Hausse des prix des hydrocarbures mesurée le 1er avril malgré le conflit au Moyen-Orient

Le contexte de guerre au Moyen-Orient, avec le bombardement de champs pétrolifères et le blocage du détroit d’Ormuz, par où passe 80% de la production mondiale, a un impact sur le prix des hydrocarbures. Les préfets de Guadeloupe, Guyane, Martinique, comme tous ceux des Outre-mer ont reçu un canevas à diffuser pour prévenir la population, tandis que les professionnels de l’importation-stockage-distribution étaient réunis en préfecture. Il s’agit de prévenir sans affoler les populations.

Si la Guadeloupe a été provisoirement préservée de ces hausses par le système de fixation administrée des prix tout au long du mois de mars, a rappelé le préfet thierry Devimeux, cette situation se traduira mécaniquement en avril par une hausse de prix directement liée à l’évolution des cours internationaux des produits pétroliers et de la parité euro/dollar également défavorable.
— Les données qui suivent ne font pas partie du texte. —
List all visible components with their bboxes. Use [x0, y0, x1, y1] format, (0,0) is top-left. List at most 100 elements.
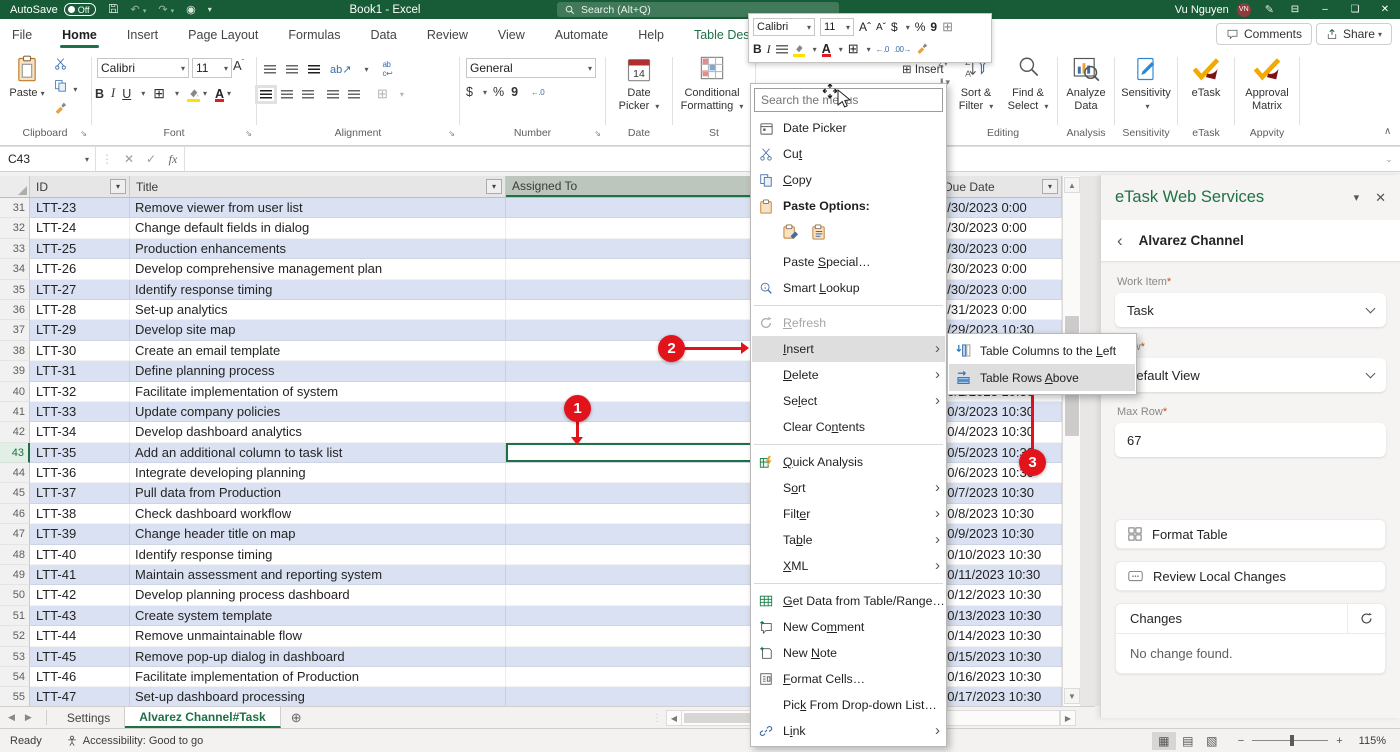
filter-icon[interactable]: ▾ [110, 179, 126, 194]
format-table-button[interactable]: Format Table [1115, 519, 1386, 549]
row-number[interactable]: 40 [0, 382, 30, 402]
menu-item-new-note[interactable]: New Note [752, 640, 945, 666]
wrap-text-icon[interactable]: abc↩ [382, 60, 392, 78]
find-select-button[interactable]: Find & Select ▾ [1004, 55, 1052, 113]
cell-due-date[interactable]: 10/16/2023 10:30 [938, 667, 1062, 687]
quick-access-icon[interactable]: ◉ [186, 3, 196, 16]
cell-title[interactable]: Develop planning process dashboard [130, 585, 506, 605]
cell-id[interactable]: LTT-44 [30, 626, 130, 646]
row-number[interactable]: 36 [0, 300, 30, 320]
vertical-scrollbar[interactable]: ▲ ▼ [1062, 176, 1080, 706]
cell-id[interactable]: LTT-47 [30, 687, 130, 706]
work-item-select[interactable]: Task [1115, 293, 1386, 327]
cell-due-date[interactable]: 10/3/2023 10:30 [938, 402, 1062, 422]
restore-button[interactable]: ❏ [1340, 4, 1370, 15]
sheet-nav-right-icon[interactable]: ▶ [25, 712, 32, 723]
cell-due-date[interactable]: 10/15/2023 10:30 [938, 647, 1062, 667]
currency-icon[interactable]: $ [891, 20, 898, 34]
zoom-slider[interactable] [1252, 740, 1328, 741]
cell-title[interactable]: Set-up analytics [130, 300, 506, 320]
cell-title[interactable]: Add an additional column to task list [130, 443, 506, 463]
column-header-title[interactable]: Title▾ [130, 176, 506, 197]
cell-id[interactable]: LTT-35 [30, 443, 130, 463]
zoom-out-icon[interactable]: − [1238, 735, 1244, 747]
row-number[interactable]: 41 [0, 402, 30, 422]
view-page-layout-icon[interactable]: ▤ [1176, 732, 1200, 750]
menu-item-new-comment[interactable]: New Comment [752, 614, 945, 640]
fill-color-icon[interactable] [187, 87, 200, 101]
decrease-decimal-icon[interactable]: .00→ [894, 45, 911, 54]
review-local-changes-button[interactable]: Review Local Changes [1115, 561, 1386, 591]
row-number[interactable]: 33 [0, 239, 30, 259]
cell-id[interactable]: LTT-46 [30, 667, 130, 687]
number-format-combo[interactable]: General▾ [466, 58, 596, 78]
cell-due-date[interactable]: 10/11/2023 10:30 [938, 565, 1062, 585]
new-sheet-icon[interactable]: ⊕ [281, 707, 312, 728]
grow-font-icon[interactable]: Aˆ [233, 58, 244, 73]
cell-title[interactable]: Remove viewer from user list [130, 198, 506, 218]
cell-id[interactable]: LTT-33 [30, 402, 130, 422]
cell-id[interactable]: LTT-27 [30, 280, 130, 300]
menu-item-insert[interactable]: Insert› [752, 336, 945, 362]
cell-title[interactable]: Change header title on map [130, 524, 506, 544]
row-number[interactable]: 55 [0, 687, 30, 706]
pen-icon[interactable]: ✎ [1265, 3, 1274, 16]
row-number[interactable]: 51 [0, 606, 30, 626]
hscroll-right-icon[interactable]: ▶ [1060, 710, 1076, 726]
merge-icon[interactable]: ⊞ [942, 19, 953, 35]
qat-customize-icon[interactable]: ▾ [208, 5, 212, 14]
row-number[interactable]: 35 [0, 280, 30, 300]
insert-function-icon[interactable]: fx [162, 147, 184, 171]
cell-title[interactable]: Develop site map [130, 320, 506, 340]
tab-review[interactable]: Review [425, 24, 470, 46]
font-name-combo[interactable]: Calibri▾ [97, 58, 189, 78]
menu-item-smart-lookup[interactable]: Smart Lookup [752, 275, 945, 301]
enter-icon[interactable]: ✓ [140, 147, 162, 171]
row-number[interactable]: 46 [0, 504, 30, 524]
row-number[interactable]: 42 [0, 422, 30, 442]
cell-title[interactable]: Check dashboard workflow [130, 504, 506, 524]
row-number[interactable]: 37 [0, 320, 30, 340]
filter-icon[interactable]: ▾ [1042, 179, 1058, 194]
undo-icon[interactable]: ↶ ▾ [131, 3, 147, 16]
cell-id[interactable]: LTT-24 [30, 218, 130, 238]
font-color-icon[interactable]: A [822, 42, 831, 56]
tab-formulas[interactable]: Formulas [286, 24, 342, 46]
zoom-level[interactable]: 115% [1359, 735, 1386, 747]
menu-item-get-data-from-table-range[interactable]: Get Data from Table/Range… [752, 588, 945, 614]
menu-item-paste-special[interactable]: Paste Special… [752, 249, 945, 275]
menu-item-quick-analysis[interactable]: Quick Analysis [752, 449, 945, 475]
clipboard-launcher-icon[interactable]: ⇘ [80, 129, 87, 138]
mini-size-combo[interactable]: 11▾ [820, 18, 854, 36]
tab-help[interactable]: Help [636, 24, 666, 46]
cell-title[interactable]: Identify response timing [130, 545, 506, 565]
row-number[interactable]: 31 [0, 198, 30, 218]
menu-item-delete[interactable]: Delete› [752, 362, 945, 388]
cell-due-date[interactable]: 8/31/2023 0:00 [938, 300, 1062, 320]
menu-item-filter[interactable]: Filter› [752, 501, 945, 527]
paste-button[interactable]: Paste▾ [2, 55, 52, 100]
tab-file[interactable]: File [10, 24, 34, 46]
cell-id[interactable]: LTT-23 [30, 198, 130, 218]
orientation-icon[interactable]: ab↗ [330, 63, 351, 76]
align-bottom-icon[interactable] [308, 65, 320, 74]
view-select[interactable]: Default View [1115, 358, 1386, 392]
align-icon[interactable] [776, 45, 788, 54]
italic-button[interactable]: I [111, 86, 115, 101]
row-number[interactable]: 50 [0, 585, 30, 605]
cell-due-date[interactable]: 10/4/2023 10:30 [938, 422, 1062, 442]
cell-id[interactable]: LTT-32 [30, 382, 130, 402]
namebox-splitter[interactable]: ⋮ [96, 147, 118, 171]
borders-icon[interactable]: ⊞ [153, 85, 165, 102]
cell-id[interactable]: LTT-42 [30, 585, 130, 605]
menu-item-date-picker[interactable]: Date Picker [752, 115, 945, 141]
menu-item-table[interactable]: Table› [752, 527, 945, 553]
cell-id[interactable]: LTT-36 [30, 463, 130, 483]
ribbon-display-options-icon[interactable]: ⊟ [1280, 4, 1310, 15]
cell-due-date[interactable]: 10/8/2023 10:30 [938, 504, 1062, 524]
copy-icon[interactable]: ▾ [54, 79, 77, 95]
cell-title[interactable]: Integrate developing planning [130, 463, 506, 483]
cell-id[interactable]: LTT-38 [30, 504, 130, 524]
menu-item-sort[interactable]: Sort› [752, 475, 945, 501]
tab-view[interactable]: View [496, 24, 527, 46]
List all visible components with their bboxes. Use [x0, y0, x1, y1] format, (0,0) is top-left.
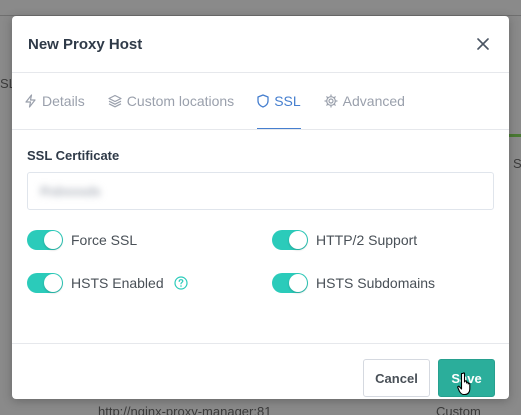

Malgré ce contexte économique défavorable, la sécurité énergétique de la Guadeloupe est pleinement assurée. En effet, la raffinerie de la SARA et ses contrats d’approvisionnement permettent de répondre aux besoins du territoire.

« Concernant les carburants, les cotations internationales du brut WTI, du sans-plomb et du gazole raffinés sont en nette hausse, respectivement de 38%, 40 % et 59% au cours des quinze premiers jours de mars par rapport aux quinze premiers jours de février. Cette évolution entraînera mécaniquement une augmentation des prix à la pompe.
Cette hausse restera contenue pour le super sans plomb, plus forte en revanche sur le gazole. Les prix demeureront néanmoins inférieurs à ceux constatés actuellement dans l’hexagone.
Concernant le gaz, les cotations ont été moins impactées par le contexte international. Seule la dépréciation de l’euro face au dollar entraînera une augmentation modérée du prix de la bouteille de gaz »,
ont dit les préfets.

Thierry Devimeux, préfet de Guadeloupe, a échangé avec l’ensemble des partenaires du monde économique. Il a affirmé que la hausse sera du même niveau que lors du déclenchement de la guerre en Ukraine. Pétroliers, grossistes et distributeurs ont affirmé qu’ils étaient en capacité de fournir du carburant en quantité. Il n’y aura pas de pénurie.

De plus, contrairement à l’Hexagone, l’État ne prélève pas en Guadeloupe de taxes sur les carburants, ce qui contribue directement à limiter le niveau des prix pour les usagers guadeloupéens.

Les approvisionnements sont assurés de manière continue et sécurisée grâce à un contrat annuel de fourniture en carburant passé par la SARA avant le déclenchement de la crise et garantissant
l’approvisionnement au cours du marché.

Les flux logistiques permettent donc de répondre aux besoins courants du territoire.

Dans ce contexte, le préfet appelle à la responsabilité collective de la population pour éviter les phénomènes de sur-stockage, susceptibles à eux seuls de désorganiser les circuits d’approvisionnement et de générer des tensions artificielles dans la distribution.